On October 1st, 2015 the Europay, Mastercard, Visa (EMV) shift in transaction liability happened in the United States. This meant that transaction liability transferred away from the payment processors and issuing banks to merchants who failed to implement the new technology. . The U.S. adoption of EMV has been a bumpy road, learn what 2016 has in store.

Combating Credit Card Fraud

The innovation of EMV was to insert microprocessor chips inside credit and debit cards. This chip creates a unique one-time code that gets changed with each purchase making the transaction information less attractive to fraudsters. “The code generated takes into account numerous different variables and is not linked to a card member’s account.”, explains John Krauss, Discover’s senior manager for card payments and reissuance strategy.

The Story So Far

Despite the liability shift, and even with the 2015 holiday season behind them, merchant migration to EMV technology has been slower than expected. Larger retailers like Target, which has been the victim of a large-scale credit card breach, have been quick to adopt the new technology. Smaller retailers have been reluctant to make the shift and are now responsible for the liability. Only 40% of all merchants in the U.S. are expected to make the shift to EMV credit card terminals by the end of 2016.

The State of EMV in 2016

EMV technology is not a perfect antidote against credit card fraud, but it can be a key component in an overall credit card security program.
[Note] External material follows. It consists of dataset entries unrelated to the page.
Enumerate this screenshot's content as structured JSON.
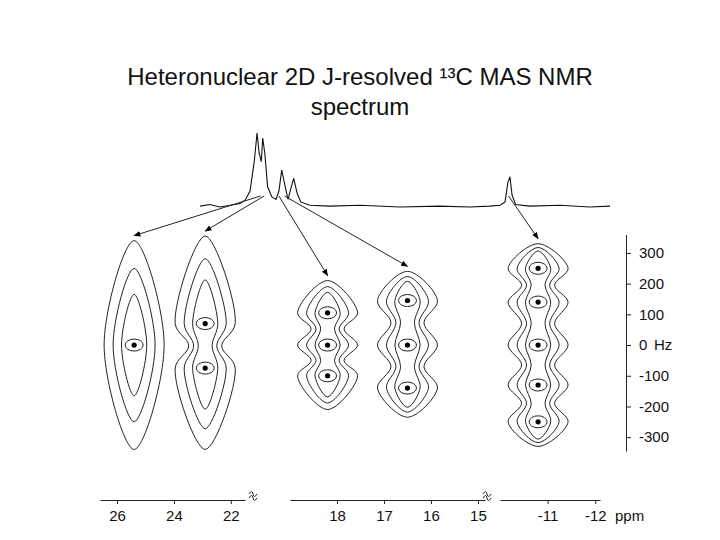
{
  "chart_data": {
    "type": "contour",
    "title": [
      "Heteronuclear 2D J-resolved ¹³C MAS NMR",
      "spectrum"
    ],
    "ylim": [
      -345,
      360
    ],
    "yticks": [
      300,
      200,
      100,
      0,
      -100,
      -200,
      -300
    ],
    "ylabel": "Hz",
    "xlabel": "ppm",
    "xaxes": [
      {
        "xlim": [
          26.6,
          21.5
        ],
        "xticks": [
          26,
          24,
          22
        ]
      },
      {
        "xlim": [
          19,
          14.85
        ],
        "xticks": [
          18,
          17,
          16,
          15
        ]
      },
      {
        "xlim": [
          -10.0,
          -12.1
        ],
        "xticks": [
          -11,
          -12
        ]
      }
    ],
    "multiplets": [
      {
        "shift": 25.4,
        "source": 24.6,
        "peaks": [
          0
        ],
        "extent": [
          -340,
          340
        ]
      },
      {
        "shift": 22.9,
        "source": 24.1,
        "peaks": [
          70,
          -75
        ],
        "extent": [
          -340,
          355
        ]
      },
      {
        "shift": 18.2,
        "source": 22.0,
        "peaks": [
          105,
          0,
          -100
        ],
        "extent": [
          -210,
          210
        ]
      },
      {
        "shift": 16.5,
        "source": 21.2,
        "peaks": [
          145,
          0,
          -140
        ],
        "extent": [
          -235,
          240
        ]
      },
      {
        "shift": -10.8,
        "source": -10.6,
        "peaks": [
          250,
          140,
          0,
          -130,
          -250
        ],
        "extent": [
          -330,
          330
        ]
      }
    ],
    "spectrum": {
      "xlim": [
        33.2,
        -25.0
      ],
      "ylim": [
        0,
        100
      ],
      "x": [
        33.2,
        31.8,
        30.4,
        28.9,
        27.5,
        26.8,
        26.1,
        25.5,
        25.1,
        24.8,
        24.5,
        24.3,
        24.0,
        23.6,
        23.0,
        22.4,
        22.0,
        21.6,
        21.1,
        20.7,
        20.3,
        19.9,
        19.4,
        18.9,
        17.6,
        14.8,
        10.5,
        4.8,
        -0.8,
        -5.1,
        -7.9,
        -9.4,
        -10.1,
        -10.5,
        -10.8,
        -11.1,
        -11.6,
        -13.6,
        -17.9,
        -22.1,
        -25.0
      ],
      "y": [
        7,
        9,
        6,
        8,
        10,
        14,
        25,
        60,
        94,
        70,
        60,
        88,
        70,
        30,
        18,
        15,
        25,
        50,
        30,
        15,
        28,
        40,
        22,
        12,
        8,
        7,
        8,
        6,
        7,
        6,
        7,
        8,
        12,
        35,
        42,
        20,
        9,
        7,
        8,
        6,
        7
      ]
    }
  }
}
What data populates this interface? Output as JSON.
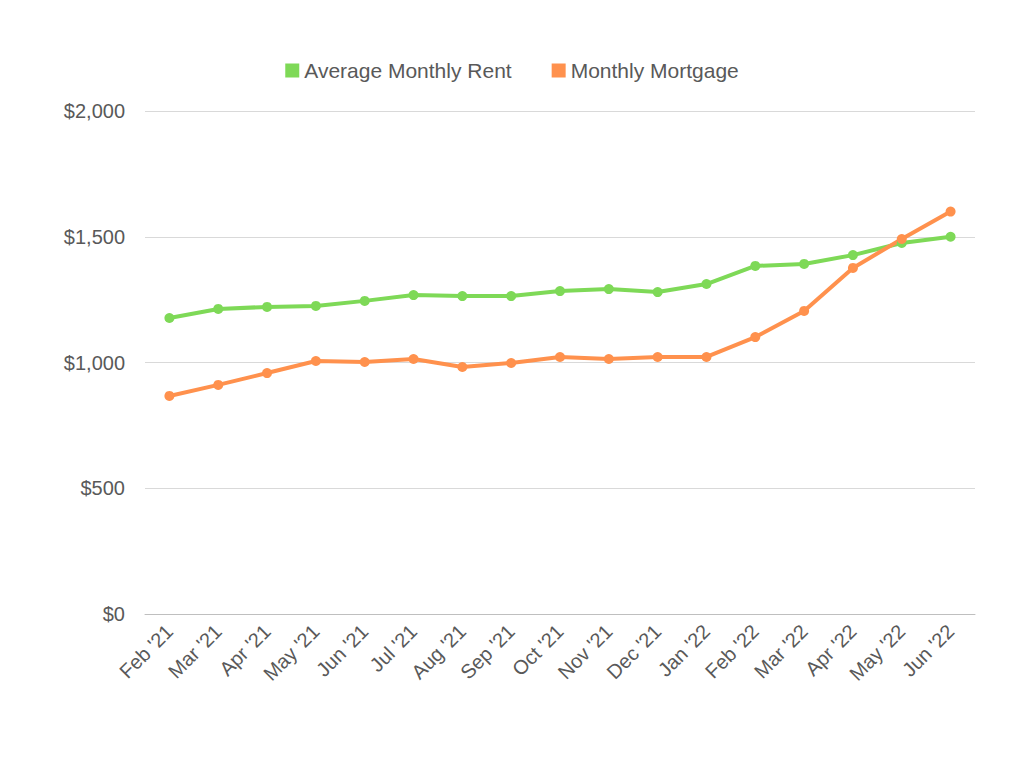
{
  "chart_data": {
    "type": "line",
    "categories": [
      "Feb '21",
      "Mar '21",
      "Apr '21",
      "May '21",
      "Jun '21",
      "Jul '21",
      "Aug '21",
      "Sep '21",
      "Oct '21",
      "Nov '21",
      "Dec '21",
      "Jan '22",
      "Feb '22",
      "Mar '22",
      "Apr '22",
      "May '22",
      "Jun '22"
    ],
    "series": [
      {
        "name": "Average Monthly Rent",
        "color": "#7ed957",
        "values": [
          1177,
          1213,
          1221,
          1225,
          1245,
          1268,
          1264,
          1264,
          1284,
          1292,
          1280,
          1312,
          1384,
          1392,
          1427,
          1475,
          1500
        ]
      },
      {
        "name": "Monthly Mortgage",
        "color": "#ff914d",
        "values": [
          867,
          911,
          958,
          1006,
          1002,
          1014,
          982,
          998,
          1022,
          1014,
          1022,
          1022,
          1101,
          1205,
          1376,
          1491,
          1600
        ]
      }
    ],
    "ylim": [
      0,
      2000
    ],
    "yticks": [
      {
        "value": 0,
        "label": "$0"
      },
      {
        "value": 500,
        "label": "$500"
      },
      {
        "value": 1000,
        "label": "$1,000"
      },
      {
        "value": 1500,
        "label": "$1,500"
      },
      {
        "value": 2000,
        "label": "$2,000"
      }
    ],
    "grid": true,
    "legend": "top",
    "marker": "circle"
  }
}
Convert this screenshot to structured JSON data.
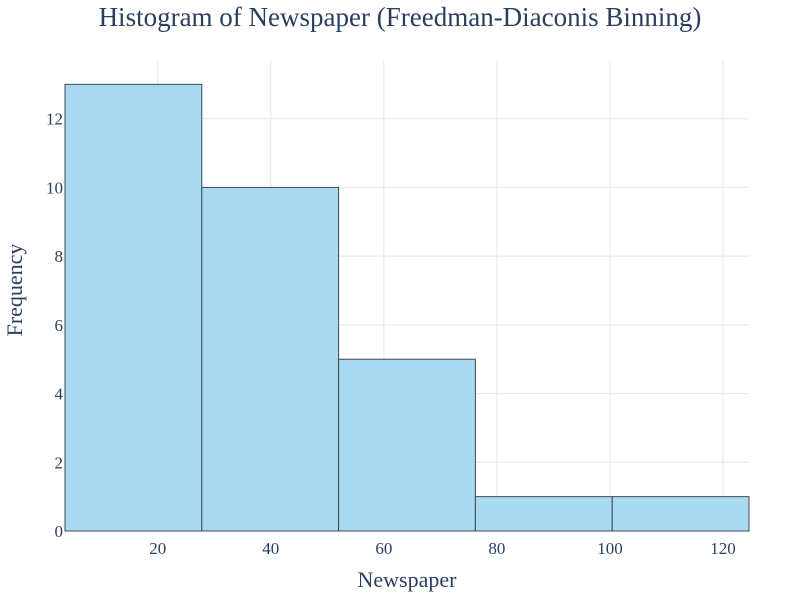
{
  "chart_data": {
    "type": "bar",
    "title": "Histogram of Newspaper (Freedman-Diaconis Binning)",
    "xlabel": "Newspaper",
    "ylabel": "Frequency",
    "bins": [
      {
        "start": 3.6,
        "end": 27.8,
        "count": 13
      },
      {
        "start": 27.8,
        "end": 52.0,
        "count": 10
      },
      {
        "start": 52.0,
        "end": 76.2,
        "count": 5
      },
      {
        "start": 76.2,
        "end": 100.4,
        "count": 1
      },
      {
        "start": 100.4,
        "end": 124.6,
        "count": 1
      }
    ],
    "xlim": [
      3.6,
      124.6
    ],
    "ylim": [
      0,
      13.68
    ],
    "x_ticks": [
      20,
      40,
      60,
      80,
      100,
      120
    ],
    "y_ticks": [
      0,
      2,
      4,
      6,
      8,
      10,
      12
    ],
    "grid": true,
    "colors": {
      "bar_fill": "#a9d9f1",
      "bar_stroke": "#3f4a52",
      "text": "#2a3f5f"
    }
  }
}
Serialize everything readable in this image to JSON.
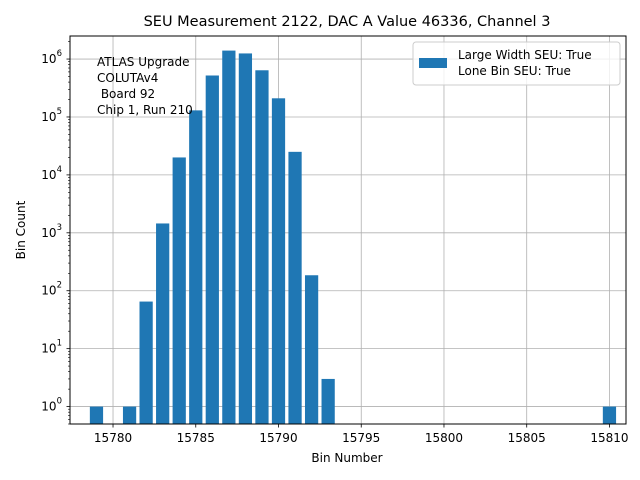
{
  "chart_data": {
    "type": "bar",
    "title": "SEU Measurement 2122, DAC A Value 46336, Channel 3",
    "xlabel": "Bin Number",
    "ylabel": "Bin Count",
    "yscale": "log",
    "xlim": [
      15777.4,
      15811.0
    ],
    "ylim": [
      0.5,
      2500000
    ],
    "grid": true,
    "bar_color": "#1f77b4",
    "bar_width": 0.8,
    "bins": [
      15779,
      15781,
      15782,
      15783,
      15784,
      15785,
      15786,
      15787,
      15788,
      15789,
      15790,
      15791,
      15792,
      15793,
      15810
    ],
    "counts": [
      1,
      1,
      65,
      1450,
      20000,
      130000,
      520000,
      1400000,
      1250000,
      640000,
      210000,
      25000,
      185,
      3,
      1
    ],
    "x_ticks": [
      {
        "value": 15780,
        "label": "15780"
      },
      {
        "value": 15785,
        "label": "15785"
      },
      {
        "value": 15790,
        "label": "15790"
      },
      {
        "value": 15795,
        "label": "15795"
      },
      {
        "value": 15800,
        "label": "15800"
      },
      {
        "value": 15805,
        "label": "15805"
      },
      {
        "value": 15810,
        "label": "15810"
      }
    ],
    "y_ticks": [
      {
        "value": 1,
        "base": "10",
        "exp": "0"
      },
      {
        "value": 10,
        "base": "10",
        "exp": "1"
      },
      {
        "value": 100,
        "base": "10",
        "exp": "2"
      },
      {
        "value": 1000,
        "base": "10",
        "exp": "3"
      },
      {
        "value": 10000,
        "base": "10",
        "exp": "4"
      },
      {
        "value": 100000,
        "base": "10",
        "exp": "5"
      },
      {
        "value": 1000000,
        "base": "10",
        "exp": "6"
      }
    ],
    "legend": {
      "position": "top-right",
      "lines": [
        "Large Width SEU: True",
        "Lone Bin SEU: True"
      ]
    },
    "annotation_lines": [
      "ATLAS Upgrade",
      "COLUTAv4",
      " Board 92",
      "Chip 1, Run 210"
    ]
  }
}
With EMV cards changing transaction data with each transaction, a new trend in credit card payment fraud toward card-not-present, (CNP) transactions is emerging. That’s because the technology does not protect against large-scale credit card data breaches. When these events occur, fraudsters steal credit card numbers and then use them in CNP environments that don’t require the original card.

Brian Hamilton, Senior Director of Risk Products at Visa, explains: “Once fraudsters obtain the card data and primary account holder information, the information can be used in a card-not-present environment, and we have seen that in other parts of the world — a migration of fraud to card-not-present transactions.” In fact, Javelin estimates that CNP fraud in the United States will be nearly 4 times greater than POS card fraud in 2018.

The Future

Although merchant and credit unions may be slow to adopt EMV, with only a quarter to one third of all POS transaction using the technology currently, it’s important to realize that the technology  has worked in the countries where it has been implemented. In European countries counterfeit card fraud has been reduced dramatically. It’s expected that as more merchants will adopt EMV credit card processing, POS credit card payment fraud will decrease. We should look at the October 2015 as the beginning, not the end for EMV technology in the U.S.